ご婦人をお嫌いな男はいないそうで、芝居の嫌いな女性もいないそうです。いったい歌曲はつまらないし、概してオペラもイッコもおもろないものですが、「フィガロの結婚」だけは例外、これは男にとってもおもしろい歌劇。音楽をよく知らない男でもそう思う。言わずもがなでしょうけれど、だいたい、モーツァルトにはハズレはないと思うのですが、誰の「フィガロ」でもこれまたハズレはないはずです。プリチャードのもベームのもショルティのもアーノンクールのDVDもいい。

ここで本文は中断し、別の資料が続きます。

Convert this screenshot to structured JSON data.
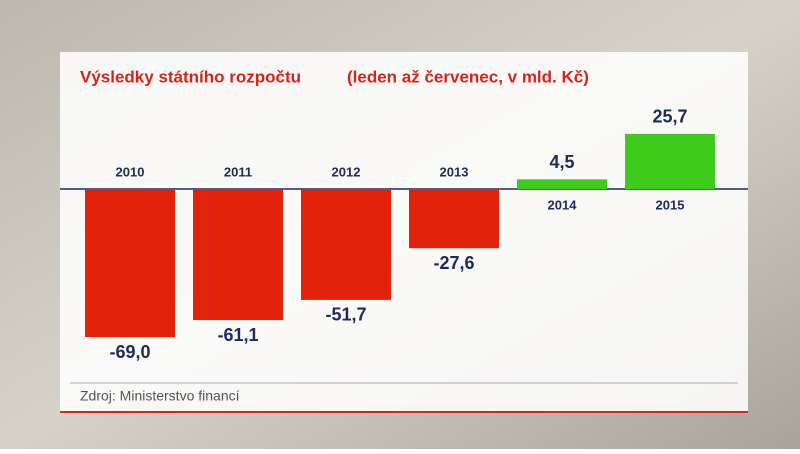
{
  "chart_data": {
    "type": "bar",
    "title": "Výsledky státního rozpočtu",
    "subtitle": "(leden až červenec, v mld. Kč)",
    "categories": [
      "2010",
      "2011",
      "2012",
      "2013",
      "2014",
      "2015"
    ],
    "values": [
      -69.0,
      -61.1,
      -51.7,
      -27.6,
      4.5,
      25.7
    ],
    "value_labels": [
      "-69,0",
      "-61,1",
      "-51,7",
      "-27,6",
      "4,5",
      "25,7"
    ],
    "colors": [
      "#e3220c",
      "#e3220c",
      "#e3220c",
      "#e3220c",
      "#3fcb1c",
      "#3fcb1c"
    ],
    "source": "Zdroj: Ministerstvo financí"
  }
}
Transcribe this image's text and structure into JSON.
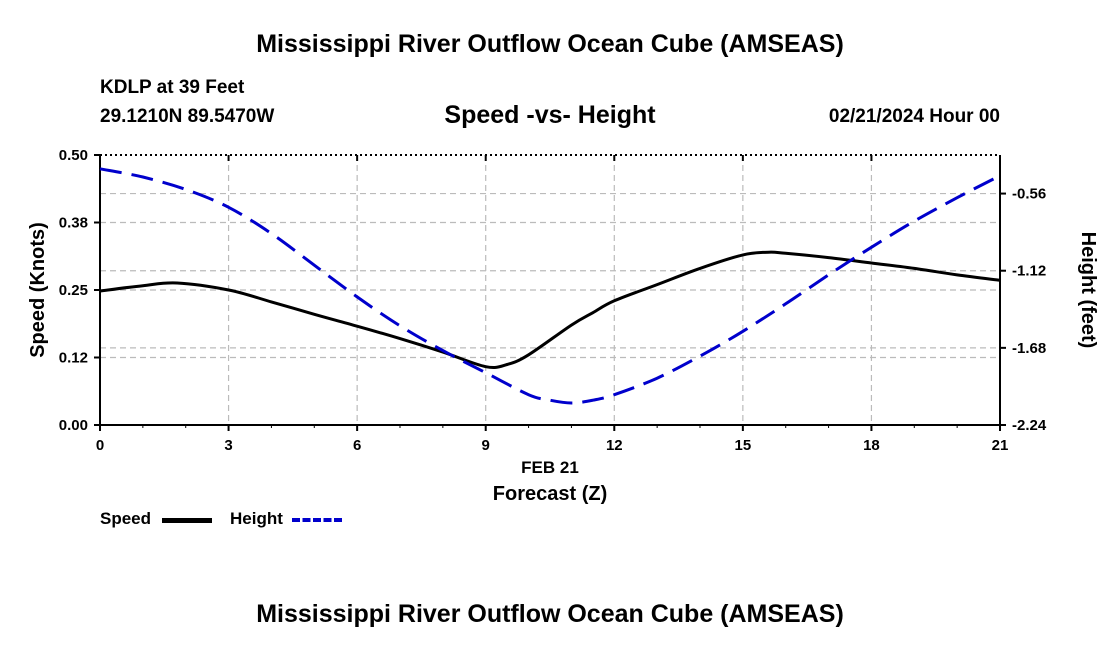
{
  "page": {
    "title": "Mississippi River Outflow Ocean Cube (AMSEAS)",
    "station": "KDLP at 39 Feet",
    "coords": "29.1210N  89.5470W",
    "subtitle": "Speed -vs- Height",
    "datetime": "02/21/2024 Hour 00",
    "footer_title": "Mississippi River Outflow Ocean Cube (AMSEAS)"
  },
  "legend": {
    "speed_label": "Speed",
    "height_label": "Height"
  },
  "colors": {
    "speed": "#000000",
    "height": "#0000cc",
    "grid": "#bbbbbb"
  },
  "chart_data": {
    "type": "line",
    "title": "Speed -vs- Height",
    "xlabel": "Forecast (Z)",
    "xlabel_date": "FEB 21",
    "ylabel": "Speed (Knots)",
    "ylabel_right": "Height (feet)",
    "xlim": [
      0,
      21
    ],
    "ylim": [
      0,
      0.5
    ],
    "ylim_right": [
      -2.24,
      -0.28
    ],
    "x_ticks": [
      0,
      3,
      6,
      9,
      12,
      15,
      18,
      21
    ],
    "x_tick_labels": [
      "0",
      "3",
      "6",
      "9",
      "12",
      "15",
      "18",
      "21"
    ],
    "y_ticks": [
      0,
      0.125,
      0.25,
      0.375,
      0.5
    ],
    "y_tick_labels": [
      "0.00",
      "0.12",
      "0.25",
      "0.38",
      "0.50"
    ],
    "y_right_ticks": [
      -2.24,
      -1.68,
      -1.12,
      -0.56
    ],
    "y_right_tick_labels": [
      "-2.24",
      "-1.68",
      "-1.12",
      "-0.56"
    ],
    "grid": true,
    "series": [
      {
        "name": "Speed",
        "axis": "left",
        "style": "solid",
        "x": [
          0,
          1,
          1.8,
          3,
          4,
          5,
          6,
          7,
          8,
          9,
          9.5,
          10,
          11,
          11.5,
          12,
          13,
          14,
          15,
          15.6,
          16,
          17,
          18,
          19,
          20,
          21
        ],
        "values": [
          0.248,
          0.258,
          0.263,
          0.25,
          0.228,
          0.205,
          0.183,
          0.16,
          0.135,
          0.108,
          0.112,
          0.13,
          0.185,
          0.208,
          0.23,
          0.26,
          0.29,
          0.315,
          0.32,
          0.318,
          0.31,
          0.3,
          0.29,
          0.278,
          0.268
        ]
      },
      {
        "name": "Height",
        "axis": "right",
        "style": "dashed",
        "x": [
          0,
          1,
          2,
          3,
          4,
          5,
          6,
          7,
          8,
          9,
          10,
          10.5,
          11,
          11.5,
          12,
          13,
          14,
          15,
          16,
          17,
          18,
          19,
          20,
          21
        ],
        "values": [
          -0.38,
          -0.44,
          -0.53,
          -0.66,
          -0.85,
          -1.08,
          -1.31,
          -1.52,
          -1.7,
          -1.86,
          -2.02,
          -2.06,
          -2.08,
          -2.06,
          -2.02,
          -1.9,
          -1.74,
          -1.56,
          -1.36,
          -1.15,
          -0.95,
          -0.76,
          -0.59,
          -0.43
        ]
      }
    ]
  }
}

だけど、芝居としては若いソプラノが演じるべき愛らしい蝶々さんのケルビーノがビタッとその役にはまって演出され、また演技しているこのバレンボイム盤に対してはレヴューの書き甲斐があるというものです。話しが長くなるから立ち役の連中のことはちょいと置いといて、キリテカナワとコルトバシュ、ヤノヴィッツ、ルチアポップ、エヴァメイもイザベルレイもニキテアヌも、もちろんフォンシュターデも素敵ですが、歌のうまさはもちろんだけど芝居だから見た目も演出も芝居振りも評価の対象となるはずで、このバレンボイム盤はパトリシアリズレーという愛らしい蝶々さんのために私にはかけがえのない「フィガロ」になっています。11年前の1999年のベルリン国立歌劇場公演だそうで、今のリズレーはルチアポップに代わるスザンナをやっているのかしら、ロジーナ役を演じるときにはキリテカナワみたいなのかそれともヤノヴィッツみたいなのか?
ところで、このDVDジャケットは地味ですなー。